Molecular dynamics (MD) simulations on stem loop 2 of U1 small nuclear RNA and a construct of the U1A protein were carried out to obtain predictions of the structures for the unbound forms in solution and to elucidate dynamical aspects of induced fit upon binding. A crystal structure of the complex between the U1A protein and stem loop 2 RNA and an NMR structure for the uncomplexed form of the U1A protein are available from Oubridge et al. (Nature, 1994, Vol. 372, pp. 432-438) and Avis et al. (Journal of Molecular Biology, 1996, Vol. 257, pp. 398-411), respectively. As a consequence, U1A-RNA binding is a particularly attractive case for investigations of induced fit in protein-nucleic acid complexation. When combined with the available structural data, the results from simulations indicate that structural adaptation of U1A protein and RNA define distinct mechanisms for induced fit. For the protein, the calculations indicate that induced fit upon binding involves a non-native thermodynamic substate in which the structure is preorganized for binding. In contrast, induced fit of the RNA involves a distortion of the native structure in solution to an unstable form. However, the RNA solution structures predicted from simulation show evidence that structures in which groups of bases are favorably oriented for binding the U1A protein are thermally accessible. These results, which quantify with computational modeling recent proposals on induced fit and conformational capture by Leuillot and Varani (Biochemistry, 2001, Vol. 40, pp. 7947-7956) and by Williamson (Nature Structural Biology, 2000, Vol. 7, pp. 834-837) suggest an important role for intrinsic molecular architecture and substates other than the native form in the specificity of protein-RNA interactions.

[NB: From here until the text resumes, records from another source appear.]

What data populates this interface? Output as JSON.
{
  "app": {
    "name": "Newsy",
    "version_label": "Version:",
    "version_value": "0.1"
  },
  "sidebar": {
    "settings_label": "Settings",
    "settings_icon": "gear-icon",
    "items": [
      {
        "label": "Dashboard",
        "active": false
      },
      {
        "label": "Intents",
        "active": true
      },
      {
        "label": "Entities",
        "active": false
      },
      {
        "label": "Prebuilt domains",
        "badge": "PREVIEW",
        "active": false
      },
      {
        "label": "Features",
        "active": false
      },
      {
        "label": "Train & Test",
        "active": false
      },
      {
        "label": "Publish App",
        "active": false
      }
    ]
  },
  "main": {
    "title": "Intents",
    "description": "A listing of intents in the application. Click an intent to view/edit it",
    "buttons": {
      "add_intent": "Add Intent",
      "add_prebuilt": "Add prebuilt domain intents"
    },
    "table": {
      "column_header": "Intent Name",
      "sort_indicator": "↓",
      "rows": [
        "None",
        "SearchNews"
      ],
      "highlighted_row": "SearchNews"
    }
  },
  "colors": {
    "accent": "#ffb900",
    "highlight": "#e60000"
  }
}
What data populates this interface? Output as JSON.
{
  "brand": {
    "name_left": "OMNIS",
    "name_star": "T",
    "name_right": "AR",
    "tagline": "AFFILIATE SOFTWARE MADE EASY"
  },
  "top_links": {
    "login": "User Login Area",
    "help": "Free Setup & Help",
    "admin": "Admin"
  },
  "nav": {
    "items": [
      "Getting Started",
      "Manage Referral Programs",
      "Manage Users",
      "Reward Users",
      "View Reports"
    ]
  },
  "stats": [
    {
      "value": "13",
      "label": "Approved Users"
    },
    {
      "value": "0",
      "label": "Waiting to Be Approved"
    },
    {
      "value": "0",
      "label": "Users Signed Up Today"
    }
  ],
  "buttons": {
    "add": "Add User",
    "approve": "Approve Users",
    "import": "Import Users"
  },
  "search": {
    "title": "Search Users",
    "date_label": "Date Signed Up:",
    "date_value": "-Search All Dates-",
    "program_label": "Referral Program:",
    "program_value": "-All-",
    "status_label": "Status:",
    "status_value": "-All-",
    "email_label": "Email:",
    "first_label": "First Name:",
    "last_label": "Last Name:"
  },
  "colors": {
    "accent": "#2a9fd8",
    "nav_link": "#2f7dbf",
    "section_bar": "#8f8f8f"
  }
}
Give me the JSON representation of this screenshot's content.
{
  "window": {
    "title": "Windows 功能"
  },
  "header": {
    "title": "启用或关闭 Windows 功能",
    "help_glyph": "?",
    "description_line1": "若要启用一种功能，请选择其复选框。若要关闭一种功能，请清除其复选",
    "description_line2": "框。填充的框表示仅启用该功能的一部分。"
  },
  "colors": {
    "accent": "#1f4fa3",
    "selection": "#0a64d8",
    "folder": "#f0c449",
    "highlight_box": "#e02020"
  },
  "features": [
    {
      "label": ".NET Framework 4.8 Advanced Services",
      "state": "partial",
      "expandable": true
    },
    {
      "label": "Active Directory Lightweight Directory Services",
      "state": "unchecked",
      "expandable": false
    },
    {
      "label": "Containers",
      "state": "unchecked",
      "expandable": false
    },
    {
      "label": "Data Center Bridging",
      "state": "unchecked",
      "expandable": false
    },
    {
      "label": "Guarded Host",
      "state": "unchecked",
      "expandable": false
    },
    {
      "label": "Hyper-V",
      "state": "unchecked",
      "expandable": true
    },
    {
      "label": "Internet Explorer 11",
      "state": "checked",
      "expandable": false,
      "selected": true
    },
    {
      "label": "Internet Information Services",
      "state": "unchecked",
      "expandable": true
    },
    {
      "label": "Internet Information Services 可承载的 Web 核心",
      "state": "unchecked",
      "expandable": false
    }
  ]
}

对U1小核RNA的茎环2和U1A蛋白构建体进行了分子动力学(MD)模拟,以获得溶液中未结合形式的结构预测,并阐明结合时诱导契合的动力学方面。U1A蛋白与茎环2 RNA复合物的晶体结构以及U1A蛋白未复合形式的NMR结构分别可从Oubridge等人(《自然》,1994年,第372卷,第432 - 438页)和Avis等人(《分子生物学杂志》,1996年,第257卷,第398 - 411页)处获得。因此,U1A - RNA结合是研究蛋白质 - 核酸复合中诱导契合的一个特别有吸引力的案例。结合现有的结构数据,模拟结果表明U1A蛋白和RNA的结构适应性定义了诱导契合的不同机制。对于蛋白质,计算表明结合时的诱导契合涉及一种非天然热力学亚状态,其中结构为结合而预先组织。相比之下,RNA的诱导契合涉及溶液中天然结构向不稳定形式的扭曲。然而,模拟预测的RNA溶液结构显示出证据,即碱基基团以有利于结合U1A蛋白的方向排列的结构在热动力学上是可及的。这些结果通过计算建模量化了Leuillot和Varani(《生物化学》,2001年,第40卷,第7947 - 7956页)以及Williamson(《自然结构生物学》,2000年,第7卷,第834 - 837页)最近关于诱导契合和构象捕获的提议,表明除天然形式外,内在分子结构和亚状态在蛋白质 - RNA相互作用特异性中起重要作用。